Gov. Larry Hogan (shown, right) acted as the state, for the first time in months, reported that October started with zero Covid-19 fatalities and 76 of Maryland’s 227 nursing homes had active coronavirus cases — down from 130 on Aug. 5, the Washington Post reported.
After struggling through some of the worst outbreaks in long-term facilities in the area, Maryland will put significant resources into safeguarding nursing homes as they reopen, Hogan said.
The state says it has a handle on testing at the facilities — an issue that persists as a nightmare nationwide due to a shambolic federal response.
As the newspaper reported:
“Hogan said the state will commit an additional $6 million to help nursing homes and assisted-living facilities pay for staff testing after some said they couldn’t afford the costs. He also said health officials are launching new guidelines to expand the use of rapid antigen tests, which could be used to screen visitors …
“The governor said that through a bipartisan interstate testing compact — which Hogan negotiated during the final days of his tenure as chair of the National Governors Association — the state has secured 250,000 rapid antigen tests that will be deployed at all of Maryland’s 227 nursing homes by next week. Maryland has recorded 2,155 deaths in nursing homes, assisted-living facilities and group homes since the pandemic began, making up more than half the state’s coronavirus fatalities. Those facilities have accounted for 15,798 reported cases in the state.”

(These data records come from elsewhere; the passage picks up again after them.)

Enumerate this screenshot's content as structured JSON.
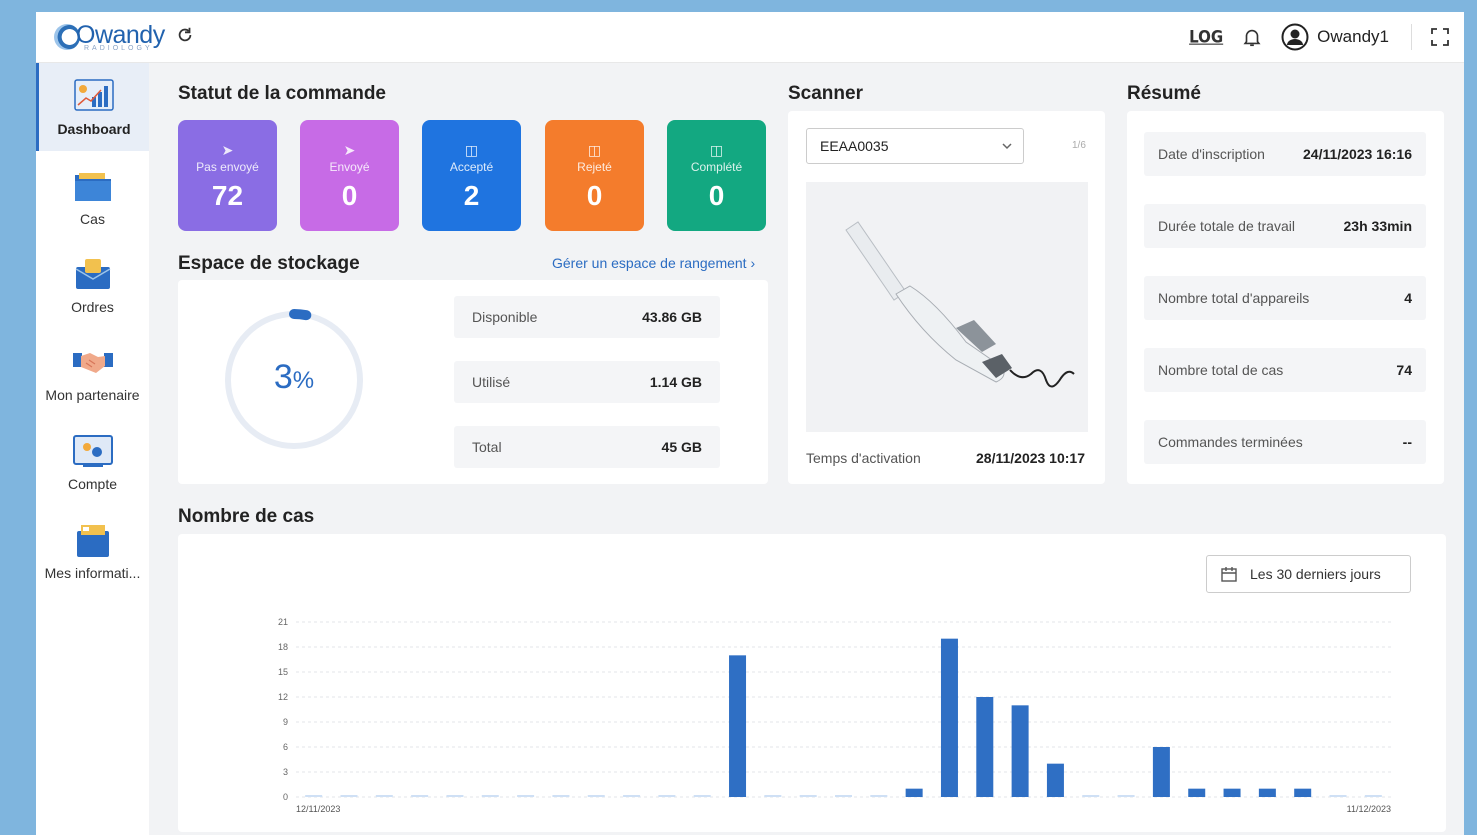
{
  "brand": {
    "name": "Owandy",
    "subtitle": "RADIOLOGY"
  },
  "header": {
    "log_label": "LOG",
    "username": "Owandy1"
  },
  "sidebar": {
    "items": [
      {
        "label": "Dashboard",
        "icon": "dashboard-icon",
        "active": true
      },
      {
        "label": "Cas",
        "icon": "folder-icon"
      },
      {
        "label": "Ordres",
        "icon": "orders-icon"
      },
      {
        "label": "Mon partenaire",
        "icon": "handshake-icon"
      },
      {
        "label": "Compte",
        "icon": "account-icon"
      },
      {
        "label": "Mes informati...",
        "icon": "info-icon"
      }
    ]
  },
  "order_status": {
    "title": "Statut de la commande",
    "tiles": [
      {
        "label": "Pas envoyé",
        "value": "72",
        "color": "#8a6de4"
      },
      {
        "label": "Envoyé",
        "value": "0",
        "color": "#c76be6"
      },
      {
        "label": "Accepté",
        "value": "2",
        "color": "#1f74e0"
      },
      {
        "label": "Rejeté",
        "value": "0",
        "color": "#f47c2c"
      },
      {
        "label": "Complété",
        "value": "0",
        "color": "#13a881"
      }
    ]
  },
  "storage": {
    "title": "Espace de stockage",
    "manage_link": "Gérer un espace de rangement ›",
    "percent_value": "3",
    "percent_sign": "%",
    "percent_fraction": 0.03,
    "rows": [
      {
        "label": "Disponible",
        "value": "43.86 GB"
      },
      {
        "label": "Utilisé",
        "value": "1.14 GB"
      },
      {
        "label": "Total",
        "value": "45 GB"
      }
    ]
  },
  "scanner": {
    "title": "Scanner",
    "selected": "EEAA0035",
    "pager": "1/6",
    "activation_label": "Temps d'activation",
    "activation_value": "28/11/2023 10:17"
  },
  "summary": {
    "title": "Résumé",
    "rows": [
      {
        "label": "Date d'inscription",
        "value": "24/11/2023 16:16"
      },
      {
        "label": "Durée totale de travail",
        "value": "23h 33min"
      },
      {
        "label": "Nombre total d'appareils",
        "value": "4"
      },
      {
        "label": "Nombre total de cas",
        "value": "74"
      },
      {
        "label": "Commandes terminées",
        "value": "--"
      }
    ]
  },
  "cases": {
    "title": "Nombre de cas",
    "range_button": "Les 30 derniers jours"
  },
  "chart_data": {
    "type": "bar",
    "x_start_label": "12/11/2023",
    "x_end_label": "11/12/2023",
    "yticks": [
      "0",
      "3",
      "6",
      "9",
      "12",
      "15",
      "18",
      "21"
    ],
    "ylim": [
      0,
      21
    ],
    "values": [
      0,
      0,
      0,
      0,
      0,
      0,
      0,
      0,
      0,
      0,
      0,
      0,
      17,
      0,
      0,
      0,
      0,
      1,
      19,
      12,
      11,
      4,
      0,
      0,
      6,
      1,
      1,
      1,
      1,
      0,
      0
    ],
    "bar_color": "#2f6fc4",
    "zero_color": "#cfe0f5",
    "grid": true
  }
}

Maryland’s reopening plans will affect facilities “with no active cases over the previous two weeks,” the newspaper said. When outsiders go to the centers “strict physical distancing measures and mask-wearing policies will be in place….” As was also reported:
“Hogan’s order prohibits indoor visitations if a jurisdiction’s coronavirus test positivity rate passes 10%, although every locality in the state is well below that mark.”
As for similar facilities elsewhere in the region, the Washington Post reported:
“In Virginia and [the District of Columbia], indoor visits remain limited to situations in which a facility resident is close to death. Outdoor visits with masks and social distancing are allowed.”
CMS creates ‘testing hell’ for homes nationwide
Nationally, long-term care facilities have found themselves in “testing hell,” as the New York Times reported of recent new regulations from the industry’s oversight agency, the Centers for Medicaid and Medicare Services (CMS):
“After months of enduring a dearth of protective medical gear and staggering death tolls from the coronavirus pandemic, nursing home operators and employees across the United States experienced something close to elation as rapid-result test machines paid for by the federal government began arriving last month at 14,000 residential facilities that serve the elderly. The hand-held testing devices, which spit out results in as little as 15 minutes, were intended to quickly diagnose and isolate patients, and alter the deadly calculus of a contagion that has taken the lives of 77,000 nursing home residents and workers, more than 40% of the nation’s fatalities from Covid-19.
“But the initial sense of relief has been overtaken by frustration as nursing homes have discovered that they must pay for test kits on their own, and that the machines are markedly less accurate than lab-based diagnostics. Because the devices come with a modest starter-set of test supplies that only last a few weeks, facilities, many of them buffeted by financial losses from the pandemic, must pay roughly $32 for each additional test. In communities with high rates of infection, a typical nursing home can churn through hundreds of tests a week. Many nursing home operators also say they have been overwhelmed by new federal reporting rules, fines and financial incentives that are associated with the program.”
CMS officials insist they will be judicious and not punitive in enforcing their recently installed rules for long-term care owners and operators to return their operations to greater normality. The federal agency’s sterner approach came after months during which inspections were halted, facilities were shut, and CMS came under fire for failing to safeguard residents, as they disproportionately died and were infected. Agency leaders now claim they responded well, given the unprecedented circumstances.
The facts argue otherwise. In my practice, I see not only the harms that patients suffer while seeking medical services, but also the damages that can be inflicted on them and their loved ones by neglect and abuse in nursing homes and other long-term care facilities.
The coronavirus pandemic has taken a terrible toll on vulnerable and institutionalized residents and their loved ones, and, months in now, we need much stronger performance by regulators at the federal and state level, as well as by facilities’ owners and operators. With aggressive testing — for which Maryland deserves credit if its plans bear out. With appropriate supplies of personal protective equipment (PPE) for health workers. With contact tracing and suitable quarantine of the exposed and isolation of the ill.